The Interaction Code flow is intended for developers who want to control the remediation user experience without redirecting the authentication experience to Okta. The Interaction Code flow is used in the embedded authentication deployment model where you can manage the user interaction by leveraging either an Identity Engine SDK or the Sign-In Widget with an Identity Engine SDK.
Use an SDK
Okta recommends using an Identity Engine SDK with the Sign-In Widget to implement your embedded authentication Interaction Code flow. See Languages and SDKs for information on Identity Engine SDKs that you can download to start using with your app.
Note: Even if you are not using the Sign-In Widget in your final embedded app, the Sign-In Widget can be used to validate and test your defined policies before investing a lot of time on coding the authentication flow.
For instructions on how to install and use Okta Identity Engine SDKs, refer to Download and set up the SDK, Sign-In Widget, and sample app. You can download Okta sample apps to see how the SDKs are used in your app's framework. See Examples for a list of sample apps.
An app integration using the client-hosted Sign-In Widget with an appropriate Identity Engine SDK is a simpler way of implementing embedded authentication where most of the remediation process is handled by the Widget. You still have control over the step-by-step remediation user experience by configuring Authenticators and sign-on policies in your Okta org. With the remedial process managed by the Widget, your app just needs to handle the Interaction Code returned from the completed user interaction. See how this flow is built by reviewing the Build a use case with the embedded Widget guide.
In addition to configuring the Interaction Code grant type in your authorization server and your app, make sure you are using the interaction code flow when you initialize the Sign-In Widget:
- In Okta Sign-In Widget version 7+, Identity Engine is enabled by default, so there are no additional steps to take.
- If you are using an earlier version than 7, you must explicitly enable Identity Engine features by setting
useInteractionCodeFlow: true
in the config.
Note: Also see setting up your Okta org for typical use case configurations.
Embedded authentication app using a native Identity Engine SDK
If you have a native or web app, use an appropriate Identity Engine SDK to start the Interaction Code flow by initializing the authentication client object and then calling the authenticate()

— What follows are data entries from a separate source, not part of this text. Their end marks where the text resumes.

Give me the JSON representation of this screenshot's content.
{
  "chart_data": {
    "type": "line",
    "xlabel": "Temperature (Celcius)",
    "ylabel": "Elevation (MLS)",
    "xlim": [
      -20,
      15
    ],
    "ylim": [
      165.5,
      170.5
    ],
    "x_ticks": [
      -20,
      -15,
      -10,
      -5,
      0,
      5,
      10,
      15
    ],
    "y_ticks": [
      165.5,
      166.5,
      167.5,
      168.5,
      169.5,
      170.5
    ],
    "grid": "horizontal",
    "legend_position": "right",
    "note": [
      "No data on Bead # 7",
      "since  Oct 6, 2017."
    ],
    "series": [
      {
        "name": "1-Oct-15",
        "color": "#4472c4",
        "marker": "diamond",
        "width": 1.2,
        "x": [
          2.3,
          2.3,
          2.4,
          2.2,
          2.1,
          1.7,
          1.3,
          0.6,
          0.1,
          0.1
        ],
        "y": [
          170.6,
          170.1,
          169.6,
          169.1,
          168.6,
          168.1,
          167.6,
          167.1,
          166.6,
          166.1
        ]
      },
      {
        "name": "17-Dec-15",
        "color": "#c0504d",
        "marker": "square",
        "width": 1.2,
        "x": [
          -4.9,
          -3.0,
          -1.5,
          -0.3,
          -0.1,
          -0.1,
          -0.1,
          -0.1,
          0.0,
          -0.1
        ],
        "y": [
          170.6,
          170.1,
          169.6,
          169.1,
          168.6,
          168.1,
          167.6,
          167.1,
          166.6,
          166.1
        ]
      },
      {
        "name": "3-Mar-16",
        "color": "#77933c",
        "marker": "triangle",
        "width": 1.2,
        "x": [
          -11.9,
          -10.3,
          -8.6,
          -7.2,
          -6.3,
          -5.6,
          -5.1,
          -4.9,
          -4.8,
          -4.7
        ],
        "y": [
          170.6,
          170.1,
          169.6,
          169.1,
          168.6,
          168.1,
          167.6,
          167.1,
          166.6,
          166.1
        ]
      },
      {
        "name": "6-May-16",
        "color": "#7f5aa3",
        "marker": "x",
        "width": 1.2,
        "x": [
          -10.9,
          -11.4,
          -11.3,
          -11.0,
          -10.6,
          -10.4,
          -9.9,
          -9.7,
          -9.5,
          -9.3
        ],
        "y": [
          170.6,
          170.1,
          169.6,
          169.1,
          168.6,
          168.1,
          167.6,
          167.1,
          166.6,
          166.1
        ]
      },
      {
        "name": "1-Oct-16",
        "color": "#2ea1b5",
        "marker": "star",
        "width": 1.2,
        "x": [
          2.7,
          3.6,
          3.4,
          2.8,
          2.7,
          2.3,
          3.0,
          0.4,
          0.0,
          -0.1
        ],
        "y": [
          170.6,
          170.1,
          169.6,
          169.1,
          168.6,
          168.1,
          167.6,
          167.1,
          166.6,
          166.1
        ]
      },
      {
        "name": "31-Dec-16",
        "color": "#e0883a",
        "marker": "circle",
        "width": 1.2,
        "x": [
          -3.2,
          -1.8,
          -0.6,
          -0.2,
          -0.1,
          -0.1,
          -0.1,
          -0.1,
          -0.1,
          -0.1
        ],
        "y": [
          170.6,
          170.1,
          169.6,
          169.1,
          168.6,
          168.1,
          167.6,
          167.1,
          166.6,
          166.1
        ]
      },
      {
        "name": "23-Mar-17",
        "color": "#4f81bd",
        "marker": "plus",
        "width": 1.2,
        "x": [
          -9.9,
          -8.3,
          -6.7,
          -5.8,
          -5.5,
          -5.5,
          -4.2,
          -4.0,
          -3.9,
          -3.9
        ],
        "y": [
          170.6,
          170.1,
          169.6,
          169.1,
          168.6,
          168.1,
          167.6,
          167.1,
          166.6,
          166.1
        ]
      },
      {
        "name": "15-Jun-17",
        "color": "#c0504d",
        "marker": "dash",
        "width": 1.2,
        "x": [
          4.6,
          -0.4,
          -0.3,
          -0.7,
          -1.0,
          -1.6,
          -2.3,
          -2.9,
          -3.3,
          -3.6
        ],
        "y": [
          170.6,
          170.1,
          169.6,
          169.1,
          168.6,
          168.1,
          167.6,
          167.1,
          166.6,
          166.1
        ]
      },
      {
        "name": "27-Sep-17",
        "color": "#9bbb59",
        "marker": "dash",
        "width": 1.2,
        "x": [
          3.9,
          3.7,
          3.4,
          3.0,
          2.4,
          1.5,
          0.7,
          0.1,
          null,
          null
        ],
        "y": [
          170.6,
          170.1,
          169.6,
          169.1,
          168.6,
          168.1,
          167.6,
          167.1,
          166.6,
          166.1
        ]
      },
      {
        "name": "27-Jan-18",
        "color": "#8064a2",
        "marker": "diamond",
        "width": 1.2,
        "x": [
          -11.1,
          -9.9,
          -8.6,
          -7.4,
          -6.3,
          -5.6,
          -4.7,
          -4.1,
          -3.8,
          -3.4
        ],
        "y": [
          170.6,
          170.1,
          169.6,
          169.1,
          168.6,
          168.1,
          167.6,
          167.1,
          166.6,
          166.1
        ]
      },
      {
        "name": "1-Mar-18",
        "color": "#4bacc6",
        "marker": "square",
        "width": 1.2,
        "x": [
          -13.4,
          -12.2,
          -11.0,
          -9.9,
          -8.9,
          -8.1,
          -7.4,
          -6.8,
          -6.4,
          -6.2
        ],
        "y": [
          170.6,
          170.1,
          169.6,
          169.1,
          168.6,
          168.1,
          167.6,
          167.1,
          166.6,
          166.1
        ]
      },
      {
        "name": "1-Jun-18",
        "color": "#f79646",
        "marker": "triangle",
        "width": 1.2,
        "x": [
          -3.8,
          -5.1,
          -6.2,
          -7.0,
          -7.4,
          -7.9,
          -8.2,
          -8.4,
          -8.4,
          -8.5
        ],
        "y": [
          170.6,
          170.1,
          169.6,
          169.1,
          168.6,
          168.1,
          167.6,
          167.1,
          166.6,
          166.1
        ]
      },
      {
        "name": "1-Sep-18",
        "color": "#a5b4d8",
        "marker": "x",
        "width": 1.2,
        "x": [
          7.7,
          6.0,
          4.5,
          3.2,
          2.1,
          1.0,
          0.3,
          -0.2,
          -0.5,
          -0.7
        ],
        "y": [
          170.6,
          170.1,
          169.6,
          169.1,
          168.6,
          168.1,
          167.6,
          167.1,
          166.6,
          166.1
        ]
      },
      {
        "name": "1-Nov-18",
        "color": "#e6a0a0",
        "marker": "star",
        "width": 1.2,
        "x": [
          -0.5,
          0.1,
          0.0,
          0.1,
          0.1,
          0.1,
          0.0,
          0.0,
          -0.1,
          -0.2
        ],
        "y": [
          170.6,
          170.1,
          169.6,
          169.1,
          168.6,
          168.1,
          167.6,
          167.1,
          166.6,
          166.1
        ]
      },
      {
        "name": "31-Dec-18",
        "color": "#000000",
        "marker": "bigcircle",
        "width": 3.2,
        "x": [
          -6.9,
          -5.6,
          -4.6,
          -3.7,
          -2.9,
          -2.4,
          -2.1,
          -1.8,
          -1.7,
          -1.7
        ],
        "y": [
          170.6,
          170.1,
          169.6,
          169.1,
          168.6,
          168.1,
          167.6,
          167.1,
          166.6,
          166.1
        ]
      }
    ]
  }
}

method corresponding to the SDK that you are using. The remediation process is implemented by handling the authentication status responses of the authentication client object. See how this flow is built by reviewing the Build a use case with the embedded SDK guide. When the remediation process completes successfully, your app is provided with an Interaction Code to then exchange for OpenID Connect tokens to use for authenticated access to your app’s resources.
Note: The Interaction Code flow remediation experience is dictated by Authenticators and sign-on policies configured in your Okta org. See set up your Okta org for typical use case configurations.